Umar yang tampak tenang menghindari pukulan itu kemudian mendarat kan tendangan maut dan keras kepada lelaki itu sehingga tersungkur dengan memeluk perutnya karena terasa sangat sakit. Bahkan saking sakitnya dia bahkan tak bisa berdiri
Semua orang menyaksikan aksi Umar tanpa mau melerai. Hanya sang ibu yang nampak Khawatir kepadanya karena perkelahian itu.
"Saya memang orang lain di keluargamu, tapi lelaki yang kau pukul barusan adalah ayah mertuaku, ayah dari perempuan yang ku nikahi dan secara otomatis menjadi ayahku juga. Tidak ada satupun orang yang kubiarkan menghina apalagi memukulnya". Tatapan tajam bak elang pemangsa itu dia berikan kepada lelaki yang menatapnya sambil kesakitan itu.
"Dan perempuan yang kau hina itu adalah Calon adik iparku. Calon istri dari adikku Ammar sesuai dengan amanah ibundamu". Umar maju ke hadapan Safwan yang masih meringkuk kesakitan karena tendangan tadi.
" Jika kau berani melakukannya lagi, tidak hanya itu yang akan kuberikan padamu, akan kupastikan kau menyesal karena berani melakukannya!! ". Umar berucap dengan dingin dengan tatapan mata tajam.
Mereka semua tidak ada yang menyangka lelaki tenang dan berwibawa itu bahkan bisa melakukan hal seperti itu untuk melindungi keluarganya.

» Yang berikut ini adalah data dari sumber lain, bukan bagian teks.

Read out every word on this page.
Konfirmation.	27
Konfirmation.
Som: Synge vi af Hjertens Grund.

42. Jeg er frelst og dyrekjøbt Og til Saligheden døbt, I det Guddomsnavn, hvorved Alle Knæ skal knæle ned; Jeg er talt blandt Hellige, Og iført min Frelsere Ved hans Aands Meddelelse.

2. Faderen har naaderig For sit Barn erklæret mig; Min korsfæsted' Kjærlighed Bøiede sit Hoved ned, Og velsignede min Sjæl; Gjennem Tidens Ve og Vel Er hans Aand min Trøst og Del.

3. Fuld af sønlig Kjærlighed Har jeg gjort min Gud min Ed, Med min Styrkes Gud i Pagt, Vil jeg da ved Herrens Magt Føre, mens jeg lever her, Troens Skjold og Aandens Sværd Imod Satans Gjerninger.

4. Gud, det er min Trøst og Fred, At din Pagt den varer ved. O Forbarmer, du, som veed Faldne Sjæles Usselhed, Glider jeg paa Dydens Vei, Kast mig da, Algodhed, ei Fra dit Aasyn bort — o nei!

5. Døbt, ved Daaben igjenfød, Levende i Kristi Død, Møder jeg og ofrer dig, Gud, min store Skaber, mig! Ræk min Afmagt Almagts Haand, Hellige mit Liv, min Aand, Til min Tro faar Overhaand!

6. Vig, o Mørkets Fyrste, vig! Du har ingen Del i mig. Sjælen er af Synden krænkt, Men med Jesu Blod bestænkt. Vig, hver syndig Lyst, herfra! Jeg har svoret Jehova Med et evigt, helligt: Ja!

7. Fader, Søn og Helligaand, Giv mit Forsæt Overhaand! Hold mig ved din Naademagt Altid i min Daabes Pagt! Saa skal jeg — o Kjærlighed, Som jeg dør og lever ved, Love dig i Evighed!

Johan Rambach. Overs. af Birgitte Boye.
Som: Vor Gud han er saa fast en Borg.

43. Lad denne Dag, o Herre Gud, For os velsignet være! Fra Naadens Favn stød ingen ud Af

Terutama sang istri yang baru melihat kemarahan dan kemurkaan sang suami.
Umar berjalan menghampiri sang ayah mertua, walau kini hubungan mereka sedang tidak baik-baik saja, sang menantu itu tetap menghormati dan menghargai nya bahkan membelanya sampai seperti ini.
"Ayah baik-baik saja?? Tanya seketika melembutkan pandangannya yang tadinya penuh dengan emosi.
" Ayah baik-baik saja nak, terima kasih". Ucap Gibran dengan sendu memandang Haru sang menantu, semarah apapun dirinya pada anak ini, dia bahkan tak pernah meninggikan suaranya apalagi berbuat kurang ajar kepadanya.
"Ayo ayah, aku bantu". Ucapnya memapah sang ayah menjauh dari keponakan kurang ajarnya itu.
Tapi Umar tidak tahu jika Safwan bangun dan akan menghajar Umar dari belakang tapi sebelum tangannya mendarat pada tubuh Umar ada tangan yang menahannya dengan wajah datar.
Lelaki bermata sipit berwajah tampan itu memegang pergelangan tangannya kemudian menghempaskannya dengan sangat keras sampai ia terlempar.